Acordei cedo…. Cedo para quem se deitou tão tarde e dormira apenas quatro horas intercaladas por aquela sensação de intermitência entre estados de consciência e sonho. Levantei-me de arrasto para a casa de banho e olhei o rosto reflectido no espelho, as manchas escuras debaixo dos olhos escavavam-se na pele e enchi a banheira, despi-me e entrei na água. Fechei os olhos e comecei a sentir frio, abri a torneira de água quente e o calor aumentou aos poucos até me incomodar, voltei a fechar a torneira.
O corpo submerso, as pernas arqueadas, fora da água, a superfície criava ondas minúsculas a cada respiração, imaginei que a água se tinha transformado em gelatina solidificada à volta do meu corpo, não ousava mexer-me para não romper a coesão perfeita entre o liquido e aquela massa de carne. Somos massas de carne que rompemos coesões de fluidos ou gases quando nos movemos e movemo-nos porque somos dotados de vontade e a vontade é o que nos separa do irracional e a racionalidade faz-me equacionar porque razão estou aqui mal dormido e só nesta banheira de água que me cobre toda a pele, do pescoço até às ancas.
De repente… O que eu gosto dos meus repentes, são aqueles momentos em que tudo fica claro, todas as boas decisões que tomei na vida foram sequencias e consequências de repentes, são aqueles momentos em que não tenho mais do que certezas e foi naquele repente em que ficou claro e que tive a certeza de que estava a ficar louco.
Fiquei feliz com a descoberta, senti-me aliviado, ainda não estava louco, apenas a caminho e isso permitia-me avaliar os meus pensamentos, mesmo os mais estranhos e bizarros, como normais para um louco em potencial, a partir deste instante o mundo mudou de cor, já não era um patinho feio mas um cisne mesmo feio e tudo o resto havia de caber debaixo desta etiqueta. O que fazer com esta descoberta fantástica? Tinha que registar este processo evolutivo, deixar testemunho, fazer um diário que não começasse por querido diário mas por hoje comecei o meu caminho para uma doce e saudável loucura.

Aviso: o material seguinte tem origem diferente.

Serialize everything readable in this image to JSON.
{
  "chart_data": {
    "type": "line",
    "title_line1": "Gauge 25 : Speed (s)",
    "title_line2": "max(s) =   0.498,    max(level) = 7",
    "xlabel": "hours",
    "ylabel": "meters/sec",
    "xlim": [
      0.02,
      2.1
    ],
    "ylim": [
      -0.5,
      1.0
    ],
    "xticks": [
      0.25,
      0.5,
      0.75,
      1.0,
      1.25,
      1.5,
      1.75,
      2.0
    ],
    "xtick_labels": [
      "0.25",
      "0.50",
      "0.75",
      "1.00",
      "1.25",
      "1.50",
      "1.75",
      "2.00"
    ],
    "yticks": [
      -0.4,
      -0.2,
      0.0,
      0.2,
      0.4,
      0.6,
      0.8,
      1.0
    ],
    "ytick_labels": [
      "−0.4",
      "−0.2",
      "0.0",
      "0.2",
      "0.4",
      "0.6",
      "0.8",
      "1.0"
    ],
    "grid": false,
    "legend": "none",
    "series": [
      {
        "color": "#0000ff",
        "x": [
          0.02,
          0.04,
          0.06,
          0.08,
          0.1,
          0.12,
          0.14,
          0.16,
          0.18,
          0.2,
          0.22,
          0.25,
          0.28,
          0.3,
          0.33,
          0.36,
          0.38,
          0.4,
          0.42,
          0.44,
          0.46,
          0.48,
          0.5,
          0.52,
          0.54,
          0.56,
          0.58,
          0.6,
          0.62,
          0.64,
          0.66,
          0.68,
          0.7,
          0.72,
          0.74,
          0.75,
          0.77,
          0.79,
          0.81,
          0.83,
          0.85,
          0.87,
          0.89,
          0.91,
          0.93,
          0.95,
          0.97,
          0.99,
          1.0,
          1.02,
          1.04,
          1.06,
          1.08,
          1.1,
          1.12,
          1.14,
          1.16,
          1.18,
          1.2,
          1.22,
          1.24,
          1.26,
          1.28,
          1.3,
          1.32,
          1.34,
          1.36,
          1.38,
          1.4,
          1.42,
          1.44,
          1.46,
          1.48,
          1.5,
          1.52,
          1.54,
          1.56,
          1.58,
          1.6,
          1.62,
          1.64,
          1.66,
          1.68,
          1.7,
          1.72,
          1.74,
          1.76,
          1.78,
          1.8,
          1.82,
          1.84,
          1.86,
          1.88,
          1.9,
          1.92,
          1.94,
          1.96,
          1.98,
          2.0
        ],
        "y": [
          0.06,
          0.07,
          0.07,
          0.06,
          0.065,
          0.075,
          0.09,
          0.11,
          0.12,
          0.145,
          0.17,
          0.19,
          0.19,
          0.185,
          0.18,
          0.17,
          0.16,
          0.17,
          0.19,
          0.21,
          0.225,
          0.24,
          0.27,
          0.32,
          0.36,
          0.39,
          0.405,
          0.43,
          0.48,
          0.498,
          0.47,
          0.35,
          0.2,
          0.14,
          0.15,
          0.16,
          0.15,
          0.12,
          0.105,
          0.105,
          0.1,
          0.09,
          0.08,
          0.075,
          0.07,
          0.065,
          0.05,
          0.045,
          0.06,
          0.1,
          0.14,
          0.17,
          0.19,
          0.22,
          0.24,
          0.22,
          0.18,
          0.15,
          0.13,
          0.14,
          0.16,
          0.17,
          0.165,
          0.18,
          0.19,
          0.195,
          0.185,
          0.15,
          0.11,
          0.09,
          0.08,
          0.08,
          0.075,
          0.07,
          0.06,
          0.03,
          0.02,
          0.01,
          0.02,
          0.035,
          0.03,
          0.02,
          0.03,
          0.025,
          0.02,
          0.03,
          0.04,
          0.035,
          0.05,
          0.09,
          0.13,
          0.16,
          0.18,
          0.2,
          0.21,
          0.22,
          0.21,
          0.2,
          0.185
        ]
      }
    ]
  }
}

Saí para a rua e assim que pisei o passeio uma pessoa, não quero perder significado por a identificar como homem ou mulher ou gorda ou magra ou baixa ou alta, uma pessoa comum que lhe faltava uma referencia e que me perguntou as horas ao que eu respondi que não usava relógio e que o tempo era uma coisa relativa e à qual dávamos demasiada importância, considerava o facto de os relógios serem redondos como uma fraude porque se o tempo existe ele estende-se em comprimento e nunca em retorno ao ponto de onde partiu e lembro-me também de ter falado noutras coisas que agora já não me lembro e que a pessoa me virou costas e abanou a cabeça e foi perguntar o mesmo a outra pessoa que estendeu o pulso e a enganou porque passamos a vida a enganarmo-nos uns aos outros mesmo que não nos demos conta disso.
No meu primeiro dia como louco ou sem excesso de pretensão como aprendiz de louco ou louco em estado embrionário, pouco mais foi digno de registo neste meu diário, salvo talvez que jantei um daqueles meus esparguetes aldrabados com ovos mexidos com tudo o que encontrei no frigorifico e muita pimenta e uma punheta de mostarda, mas não sei ainda se isto é um acontecimento digno de aqui ficar ou se apago depois e como de costume manchei a camisa a chupar a massa e não sei se as nódoas de mostarda saem com uma lavagem normal ou se é melhor ir à lavandaria amanhã, joguei-a para um canto e decidi que pensaria nisso depois.
Nota: Apenas irei publicar aqui algumas entradas deste diário, o resto digam-me o que fazer com elas.